Climate change has far reaching impacts beyond the gradual warming of the earth. The ocean is becoming more acidic, coral reefs are dying, and species are going extinct at alarming rates. In particular, extreme weather events appear to be becoming more common in recent years. Evidence suggests that severe floods and droughts have increased in certain regions of the United States. Anecdotally, just in the past few years, we’ve seen historic floods in Houston, the worst natural disaster in recorded history to hit Puerto Rico (Hurricane Maria), and devastating wildfires in Australia, just to name a few. I’m going to take a closer look and see if we can empirically show that flooding has gotten worse in frequency and magnitude in the Southern U.S. Interestingly, I found little scientific research on the subject. So basically. You heard it here first.
Flooding Down South
The Model
I obtained data from the United States Geological Survey (USGS) for the stream/river network for the American South. Particularly, I was interested in daily discharge, which is the quantity of water passing a location along a stream. A stream or river is only capable of handling so much discharge before overflow occurs, which results in flooding. As a result, discharge can be used as a metric of flooding severity. I restricted the streams I analyzed to the top 25th quartile by average yearly discharge, with the rationale that I was not interested in the “flooding” patterns of a small creek in rural Georgia. Note that because we only have data on streams, we cannot measure coastal flooding. So we are more specifically measuring stream flooding.
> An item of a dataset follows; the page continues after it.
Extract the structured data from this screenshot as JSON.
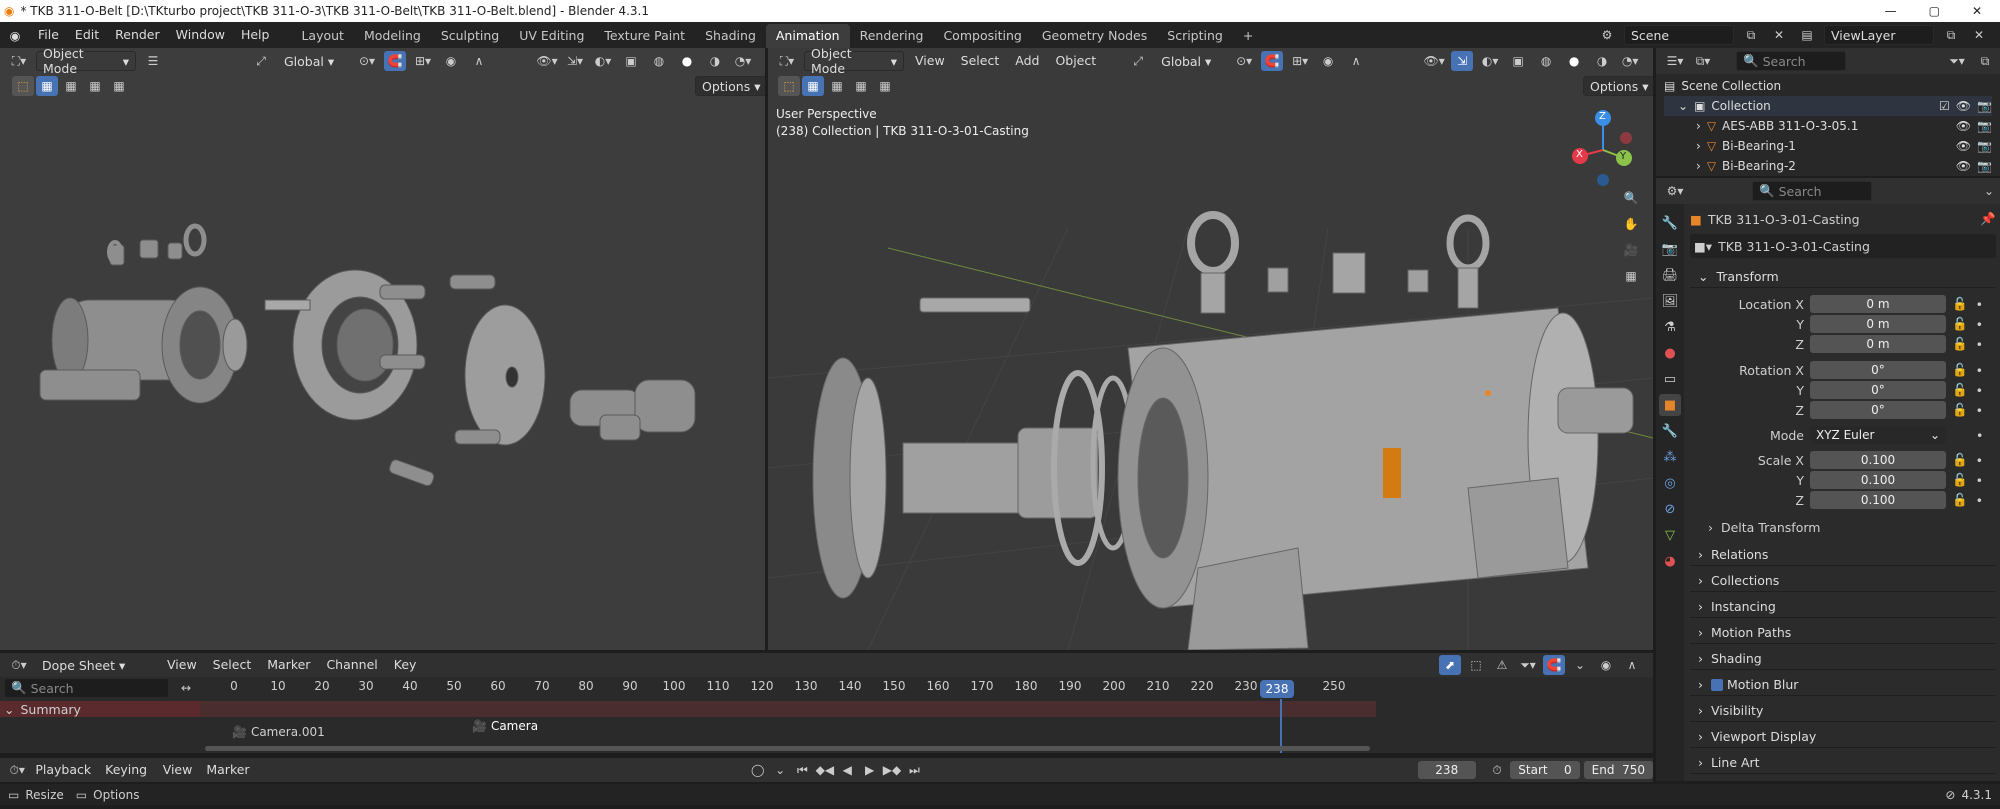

I then created a statistical model for each stream that modeled the average discharge trend over time, accounting for seasonal and yearly trends. In that way, I was able to account for the normal seasonal ebbs and flows that every river experiences (post-winter thaws, spring rains, etc.), as well as yearly trends (rivers growing or shrinking over time due to natural or human activity), or even the moderate flooding that is natural with some rivers, and zero in on truly extraordinary events — abnormal, or extreme floods. Below, you can see the result for the Mississippi River in Vicksburg, Mississippi from 2008 to 2011. Note that the model predicts some yearly spring flooding and that is taken into account in our “cutoff” so that the “regular floods” aren’t captured when we are counting extreme floods:
Notice that we appear to have some extreme flooding in 2011. Let’s zero in on that year:
Indeed, based on our cutoff, our model tells us there was a period of extreme flooding from May 8th until May 30th. Lo and behold if we look back in the news, there were major floods along the Mississippi River during April and May of 2011, substantiating our model!
Results
I used my model to check whether extreme floods were getting more frequent, as well as whether they were getting worse. There was statistically significant evidence that extreme floods got more frequent throughout the South, and results can be summarized below. If you live in a Southern state, you can select your state to see individualized results!
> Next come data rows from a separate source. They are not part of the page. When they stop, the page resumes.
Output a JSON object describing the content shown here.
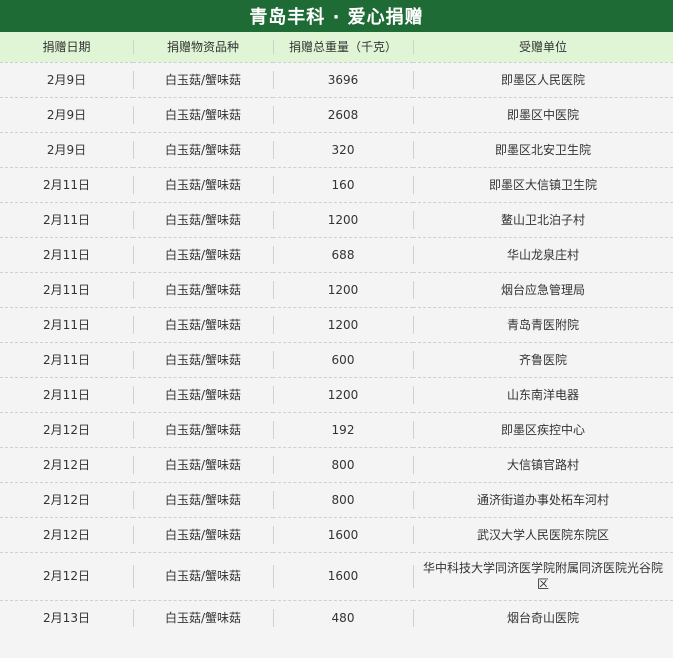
{
  "title": "青岛丰科 · 爱心捐赠",
  "columns": [
    "捐赠日期",
    "捐赠物资品种",
    "捐赠总重量（千克）",
    "受赠单位"
  ],
  "rows": [
    {
      "date": "2月9日",
      "item": "白玉菇/蟹味菇",
      "weight": "3696",
      "recipient": "即墨区人民医院"
    },
    {
      "date": "2月9日",
      "item": "白玉菇/蟹味菇",
      "weight": "2608",
      "recipient": "即墨区中医院"
    },
    {
      "date": "2月9日",
      "item": "白玉菇/蟹味菇",
      "weight": "320",
      "recipient": "即墨区北安卫生院"
    },
    {
      "date": "2月11日",
      "item": "白玉菇/蟹味菇",
      "weight": "160",
      "recipient": "即墨区大信镇卫生院"
    },
    {
      "date": "2月11日",
      "item": "白玉菇/蟹味菇",
      "weight": "1200",
      "recipient": "鳌山卫北泊子村"
    },
    {
      "date": "2月11日",
      "item": "白玉菇/蟹味菇",
      "weight": "688",
      "recipient": "华山龙泉庄村"
    },
    {
      "date": "2月11日",
      "item": "白玉菇/蟹味菇",
      "weight": "1200",
      "recipient": "烟台应急管理局"
    },
    {
      "date": "2月11日",
      "item": "白玉菇/蟹味菇",
      "weight": "1200",
      "recipient": "青岛青医附院"
    },
    {
      "date": "2月11日",
      "item": "白玉菇/蟹味菇",
      "weight": "600",
      "recipient": "齐鲁医院"
    },
    {
      "date": "2月11日",
      "item": "白玉菇/蟹味菇",
      "weight": "1200",
      "recipient": "山东南洋电器"
    },
    {
      "date": "2月12日",
      "item": "白玉菇/蟹味菇",
      "weight": "192",
      "recipient": "即墨区疾控中心"
    },
    {
      "date": "2月12日",
      "item": "白玉菇/蟹味菇",
      "weight": "800",
      "recipient": "大信镇官路村"
    },
    {
      "date": "2月12日",
      "item": "白玉菇/蟹味菇",
      "weight": "800",
      "recipient": "通济街道办事处柘车河村"
    },
    {
      "date": "2月12日",
      "item": "白玉菇/蟹味菇",
      "weight": "1600",
      "recipient": "武汉大学人民医院东院区"
    },
    {
      "date": "2月12日",
      "item": "白玉菇/蟹味菇",
      "weight": "1600",
      "recipient": "华中科技大学同济医学院附属同济医院光谷院区"
    },
    {
      "date": "2月13日",
      "item": "白玉菇/蟹味菇",
      "weight": "480",
      "recipient": "烟台奇山医院"
    }
  ],
  "colors": {
    "title_bg": "#1e6b35",
    "header_bg": "#dff5d6",
    "row_bg": "#f4f4f4"
  }
}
The picture is less clear for flood intensity. Although not statistically significant, in aggregate, there appears to be a slight positive trend in flood intensity over time (see above for the picture).
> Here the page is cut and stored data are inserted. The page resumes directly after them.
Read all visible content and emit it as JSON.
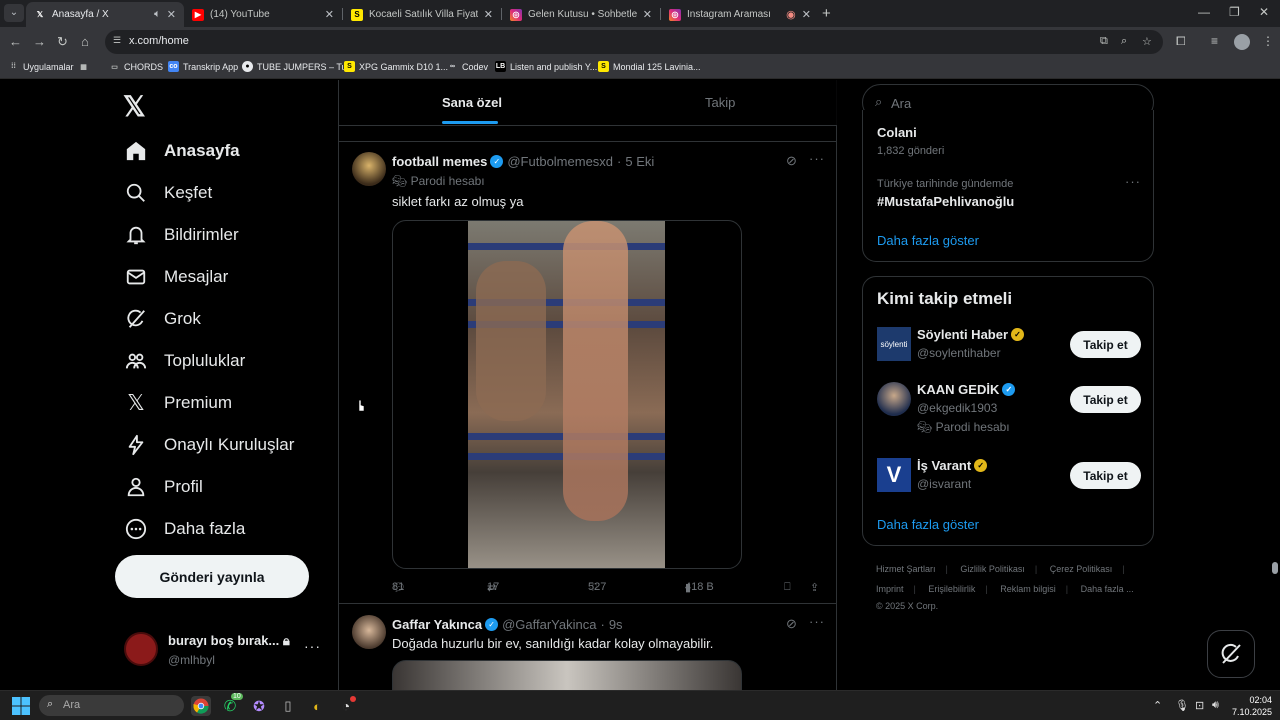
{
  "browser": {
    "tabs": [
      {
        "title": "Anasayfa / X",
        "icon": "x-logo-icon",
        "active": true
      },
      {
        "title": "(14) YouTube",
        "icon": "youtube-icon",
        "active": false
      },
      {
        "title": "Kocaeli Satılık Villa Fiyatları ve",
        "icon": "sahibinden-icon",
        "active": false
      },
      {
        "title": "Gelen Kutusu • Sohbetler",
        "icon": "instagram-icon",
        "active": false
      },
      {
        "title": "Instagram Araması",
        "icon": "instagram-icon",
        "active": false
      }
    ],
    "url": "x.com/home",
    "bookmarks": [
      {
        "label": "Uygulamalar",
        "icon": "apps-grid-icon"
      },
      {
        "label": "CHORDS",
        "icon": "folder-icon"
      },
      {
        "label": "Transkrip App",
        "icon": "transkrip-icon"
      },
      {
        "label": "TUBE JUMPERS – Tu...",
        "icon": "globe-icon"
      },
      {
        "label": "XPG Gammix D10 1...",
        "icon": "sahibinden-icon"
      },
      {
        "label": "Codev",
        "icon": "codev-icon"
      },
      {
        "label": "Listen and publish Y...",
        "icon": "lb-icon"
      },
      {
        "label": "Mondial 125 Lavinia...",
        "icon": "sahibinden-icon"
      }
    ]
  },
  "sidebar": {
    "items": [
      {
        "label": "Anasayfa",
        "icon": "home-icon"
      },
      {
        "label": "Keşfet",
        "icon": "search-icon"
      },
      {
        "label": "Bildirimler",
        "icon": "bell-icon"
      },
      {
        "label": "Mesajlar",
        "icon": "envelope-icon"
      },
      {
        "label": "Grok",
        "icon": "grok-icon"
      },
      {
        "label": "Topluluklar",
        "icon": "communities-icon"
      },
      {
        "label": "Premium",
        "icon": "x-logo-icon"
      },
      {
        "label": "Onaylı Kuruluşlar",
        "icon": "lightning-icon"
      },
      {
        "label": "Profil",
        "icon": "person-icon"
      },
      {
        "label": "Daha fazla",
        "icon": "more-circle-icon"
      }
    ],
    "post_button": "Gönderi yayınla",
    "account": {
      "name": "burayı boş bırak...",
      "handle": "@mlhbyl"
    }
  },
  "feed": {
    "tabs": [
      "Sana özel",
      "Takip"
    ],
    "tweets": [
      {
        "name": "football memes",
        "handle": "@Futbolmemesxd",
        "time": "5 Eki",
        "tag": "Parodi hesabı",
        "text": "siklet farkı az olmuş ya",
        "replies": "81",
        "reposts": "17",
        "likes": "527",
        "views": "418 B"
      },
      {
        "name": "Gaffar Yakınca",
        "handle": "@GaffarYakinca",
        "time": "9s",
        "text": "Doğada huzurlu bir ev, sanıldığı kadar kolay olmayabilir."
      }
    ]
  },
  "right": {
    "search_placeholder": "Ara",
    "trends": [
      {
        "name": "Colani",
        "meta": "1,832 gönderi"
      },
      {
        "context": "Türkiye tarihinde gündemde",
        "name": "#MustafaPehlivanoğlu"
      }
    ],
    "show_more": "Daha fazla göster",
    "who_to_follow": {
      "title": "Kimi takip etmeli",
      "follow_label": "Takip et",
      "suggestions": [
        {
          "name": "Söylenti Haber",
          "handle": "@soylentihaber",
          "badge": "gold"
        },
        {
          "name": "KAAN GEDİK",
          "handle": "@ekgedik1903",
          "badge": "blue",
          "tag": "Parodi hesabı"
        },
        {
          "name": "İş Varant",
          "handle": "@isvarant",
          "badge": "gold"
        }
      ],
      "show_more": "Daha fazla göster"
    },
    "footer": {
      "line1": [
        "Hizmet Şartları",
        "Gizlilik Politikası",
        "Çerez Politikası"
      ],
      "line2": [
        "Imprint",
        "Erişilebilirlik",
        "Reklam bilgisi",
        "Daha fazla ..."
      ],
      "copyright": "© 2025 X Corp."
    }
  },
  "taskbar": {
    "search_placeholder": "Ara",
    "time": "02:04",
    "date": "7.10.2025",
    "whatsapp_badge": "10"
  },
  "colors": {
    "accent": "#1d9bf0",
    "background": "#000000",
    "gold_badge": "#e2b719"
  }
}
A heat map helps see where the increases are concentrated geographically — gray states have weak relationships between time and flood frequency and/or magnitude.
I’m obviously not a climatologist, so I can’t draw any conclusions as to why these increases are occurring. All I can say is that there is compelling statistical evidence that extreme flooding events are getting worse in the Southern United States. I’ll leave it up to you to draw your own conclusions as to why its happening.